Police departments and sheriffs’ offices must collaborate with their county district attorney’s office to apply for the funding. Priority will be given to agencies that did not receive funding in 2013. The grants can be used to either purchase or install video recording equipment in police departments and sheriffs’ offices that have not yet implemented the technology or to upgrade older equipment.
Former Monroe County District Attorney and DCJS Executive Deputy Commissioner Michael C. Green said:“Video recording of suspect interrogations is a powerful tool to help hold offenders responsible for their conduct. In conjunction with other evidence, these video recordings that capture a suspect’s own words, actions and attitudes can greatly enhance law enforcement’s ability to solve crimes, but also prevent wrongful convictions and protect police officers and departments from unfounded claims of misconduct and civil lawsuits.”
President of the New York State Bar Association, Claire P. Gutekunst, said: “The granting of these funds is an important step. The recording of criminal interrogations ensures the integrity of the fact-finding process. It reduces false confessions as well as false claims that a suspect’s statement was coerced. The New York State Bar Association has long supported mandatory recording of complete custodial interrogations. We are heartened that the District Attorneys’ Association of the State of New York and the Innocence Project have joined us in supporting legislation that would provide for mandatory recording.”
The Bar Association, District Attorneys’ Association and the Innocence Project jointly support legislation requiring video recording in certain serious crimes and allowing the admissibility at trial of photo arrays that use enhanced identification procedures. New York is the only state that prohibits the introduction of photo arrays, which police show to witnesses as a way to identify individuals involved in a crime.
District Attorneys’ Association President and Rockland County District Attorney Thomas P. Zugibe said: “District Attorneys around the state have made a concerted effort over the last several years to equip as many interrogation rooms as possible with videotaping equipment. Funding from DCJS has been instrumental in this effort. On behalf of my colleagues, I applaud New York County District Attorney Cyrus Vance Jr. and the Governor for continuing to support this important public safety initiative.”

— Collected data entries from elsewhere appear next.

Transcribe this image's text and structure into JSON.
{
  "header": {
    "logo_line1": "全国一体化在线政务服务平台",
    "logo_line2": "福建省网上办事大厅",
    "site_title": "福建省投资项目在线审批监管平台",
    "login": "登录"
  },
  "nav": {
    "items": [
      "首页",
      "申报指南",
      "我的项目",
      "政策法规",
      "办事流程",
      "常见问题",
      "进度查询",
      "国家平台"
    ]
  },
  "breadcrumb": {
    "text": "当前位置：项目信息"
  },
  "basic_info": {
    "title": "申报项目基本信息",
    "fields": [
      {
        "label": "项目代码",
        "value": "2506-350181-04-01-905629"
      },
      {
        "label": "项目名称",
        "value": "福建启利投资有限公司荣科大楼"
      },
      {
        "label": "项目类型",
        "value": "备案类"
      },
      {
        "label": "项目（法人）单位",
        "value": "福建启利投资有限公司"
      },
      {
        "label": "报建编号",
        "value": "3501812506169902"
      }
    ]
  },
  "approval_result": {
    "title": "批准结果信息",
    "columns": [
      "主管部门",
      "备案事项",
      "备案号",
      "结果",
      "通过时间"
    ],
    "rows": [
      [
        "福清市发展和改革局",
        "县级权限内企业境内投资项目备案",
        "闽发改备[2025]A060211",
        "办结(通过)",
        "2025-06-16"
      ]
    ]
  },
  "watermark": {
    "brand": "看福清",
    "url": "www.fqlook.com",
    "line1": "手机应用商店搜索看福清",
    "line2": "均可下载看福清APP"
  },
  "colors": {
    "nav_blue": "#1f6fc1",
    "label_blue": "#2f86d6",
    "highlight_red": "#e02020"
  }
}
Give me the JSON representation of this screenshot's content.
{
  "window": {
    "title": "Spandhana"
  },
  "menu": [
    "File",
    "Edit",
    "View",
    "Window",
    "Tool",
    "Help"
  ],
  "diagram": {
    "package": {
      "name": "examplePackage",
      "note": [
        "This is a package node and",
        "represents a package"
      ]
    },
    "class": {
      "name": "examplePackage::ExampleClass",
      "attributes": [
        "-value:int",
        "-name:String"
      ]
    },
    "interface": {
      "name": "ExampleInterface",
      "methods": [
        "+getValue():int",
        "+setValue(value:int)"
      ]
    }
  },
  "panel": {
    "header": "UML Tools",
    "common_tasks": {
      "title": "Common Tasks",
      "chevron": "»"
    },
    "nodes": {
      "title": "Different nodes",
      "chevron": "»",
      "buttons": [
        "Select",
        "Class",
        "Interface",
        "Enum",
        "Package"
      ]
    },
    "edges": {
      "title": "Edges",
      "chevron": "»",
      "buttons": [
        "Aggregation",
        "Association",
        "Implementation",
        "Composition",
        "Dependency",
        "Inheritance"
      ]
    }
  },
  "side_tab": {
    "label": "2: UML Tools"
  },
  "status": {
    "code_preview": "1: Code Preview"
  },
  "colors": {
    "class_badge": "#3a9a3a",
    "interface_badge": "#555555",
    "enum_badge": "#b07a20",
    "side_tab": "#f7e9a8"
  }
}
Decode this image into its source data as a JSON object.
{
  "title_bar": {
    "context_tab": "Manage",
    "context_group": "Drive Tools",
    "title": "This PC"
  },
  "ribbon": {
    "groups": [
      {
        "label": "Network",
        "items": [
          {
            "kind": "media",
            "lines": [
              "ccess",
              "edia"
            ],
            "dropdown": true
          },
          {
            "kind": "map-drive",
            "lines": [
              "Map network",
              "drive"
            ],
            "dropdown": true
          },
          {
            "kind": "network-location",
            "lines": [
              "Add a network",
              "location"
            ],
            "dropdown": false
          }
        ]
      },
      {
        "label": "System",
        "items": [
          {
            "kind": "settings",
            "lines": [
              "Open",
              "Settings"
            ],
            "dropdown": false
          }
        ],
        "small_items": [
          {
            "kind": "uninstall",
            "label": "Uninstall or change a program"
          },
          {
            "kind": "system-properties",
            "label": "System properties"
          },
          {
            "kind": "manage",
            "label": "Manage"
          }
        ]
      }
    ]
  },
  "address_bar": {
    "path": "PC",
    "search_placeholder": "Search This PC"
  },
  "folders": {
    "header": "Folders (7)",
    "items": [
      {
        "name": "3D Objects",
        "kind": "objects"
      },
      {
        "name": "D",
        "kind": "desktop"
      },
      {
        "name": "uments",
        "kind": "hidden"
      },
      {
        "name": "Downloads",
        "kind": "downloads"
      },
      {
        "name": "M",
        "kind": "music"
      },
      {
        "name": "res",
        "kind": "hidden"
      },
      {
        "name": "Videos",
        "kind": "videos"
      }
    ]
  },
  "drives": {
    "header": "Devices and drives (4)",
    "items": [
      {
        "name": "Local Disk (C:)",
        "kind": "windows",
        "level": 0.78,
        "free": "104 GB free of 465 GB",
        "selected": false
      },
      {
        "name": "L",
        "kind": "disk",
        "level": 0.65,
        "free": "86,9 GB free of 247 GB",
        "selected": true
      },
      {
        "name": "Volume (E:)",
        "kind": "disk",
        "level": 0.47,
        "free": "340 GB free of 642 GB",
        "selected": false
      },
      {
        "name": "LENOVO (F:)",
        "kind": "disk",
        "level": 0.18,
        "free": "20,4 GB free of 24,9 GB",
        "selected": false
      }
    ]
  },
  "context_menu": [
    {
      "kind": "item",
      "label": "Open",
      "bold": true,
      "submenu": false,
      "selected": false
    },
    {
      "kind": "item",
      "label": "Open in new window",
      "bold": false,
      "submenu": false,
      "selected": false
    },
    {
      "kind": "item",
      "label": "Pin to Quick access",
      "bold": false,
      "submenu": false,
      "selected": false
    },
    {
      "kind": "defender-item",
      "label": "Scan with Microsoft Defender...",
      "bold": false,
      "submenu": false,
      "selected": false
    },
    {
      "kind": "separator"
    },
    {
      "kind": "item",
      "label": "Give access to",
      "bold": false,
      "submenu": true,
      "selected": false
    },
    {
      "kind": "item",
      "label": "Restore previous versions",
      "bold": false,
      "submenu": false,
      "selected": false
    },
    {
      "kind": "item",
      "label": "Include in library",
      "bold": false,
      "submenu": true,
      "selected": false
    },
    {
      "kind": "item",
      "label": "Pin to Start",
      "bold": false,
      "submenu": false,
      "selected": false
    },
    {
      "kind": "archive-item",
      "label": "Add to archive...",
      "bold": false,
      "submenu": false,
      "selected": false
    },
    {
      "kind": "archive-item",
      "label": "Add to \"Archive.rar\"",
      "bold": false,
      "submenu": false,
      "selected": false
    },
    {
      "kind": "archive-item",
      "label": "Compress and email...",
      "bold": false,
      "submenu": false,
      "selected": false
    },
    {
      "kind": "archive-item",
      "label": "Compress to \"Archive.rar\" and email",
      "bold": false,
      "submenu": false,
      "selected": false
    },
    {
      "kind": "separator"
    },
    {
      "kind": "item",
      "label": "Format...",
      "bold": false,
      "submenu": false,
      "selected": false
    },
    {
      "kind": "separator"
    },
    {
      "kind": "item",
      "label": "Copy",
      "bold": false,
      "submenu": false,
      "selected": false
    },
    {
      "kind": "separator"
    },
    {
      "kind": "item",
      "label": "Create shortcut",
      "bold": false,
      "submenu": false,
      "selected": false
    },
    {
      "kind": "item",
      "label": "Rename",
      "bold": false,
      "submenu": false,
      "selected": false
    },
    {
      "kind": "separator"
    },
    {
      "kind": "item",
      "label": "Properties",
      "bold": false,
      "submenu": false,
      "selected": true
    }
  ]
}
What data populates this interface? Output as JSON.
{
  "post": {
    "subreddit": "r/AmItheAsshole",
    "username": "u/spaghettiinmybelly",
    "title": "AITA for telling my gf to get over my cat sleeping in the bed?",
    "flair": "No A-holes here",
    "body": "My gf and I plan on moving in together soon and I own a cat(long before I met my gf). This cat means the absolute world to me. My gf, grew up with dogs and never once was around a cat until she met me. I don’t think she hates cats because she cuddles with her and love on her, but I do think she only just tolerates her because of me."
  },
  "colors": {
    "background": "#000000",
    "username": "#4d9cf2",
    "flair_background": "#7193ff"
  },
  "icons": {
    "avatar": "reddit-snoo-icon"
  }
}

Executive Director of the New York State Association of Chiefs of Police, Margaret Ryan said: “We have been working with our criminal justice counterparts across the state for several years to enhance videotaping of interviews of suspects in criminal cases. Electronic recordings of custodial interrogations enhance the investigative process and assist in the investigation and prosecution of criminal cases. The New York State Association of Chiefs of Police commend the Manhattan District Attorney and the state’s continued support of videotaping interviews as it not only promotes safe communities but builds the public’s confidence in the criminal justice system as well.”
The deadline for applying for the funding is Friday, Aug. 5, with grants scheduled to be awarded later this summer.
The New York State Division of Criminal Justice Services (www.criminaljustice.ny.gov) is a multi-function criminal justice support agency with a variety of responsibilities, including collection and analysis of statewide crime data; maintenance of criminal history information and fingerprint files; administrative oversight of the states DNA databank, in partnership with the New York State Police; administration of federal and state criminal justice funds; support of criminal justice-related agencies across the state; and administration of the state’s Sex Offender Registry.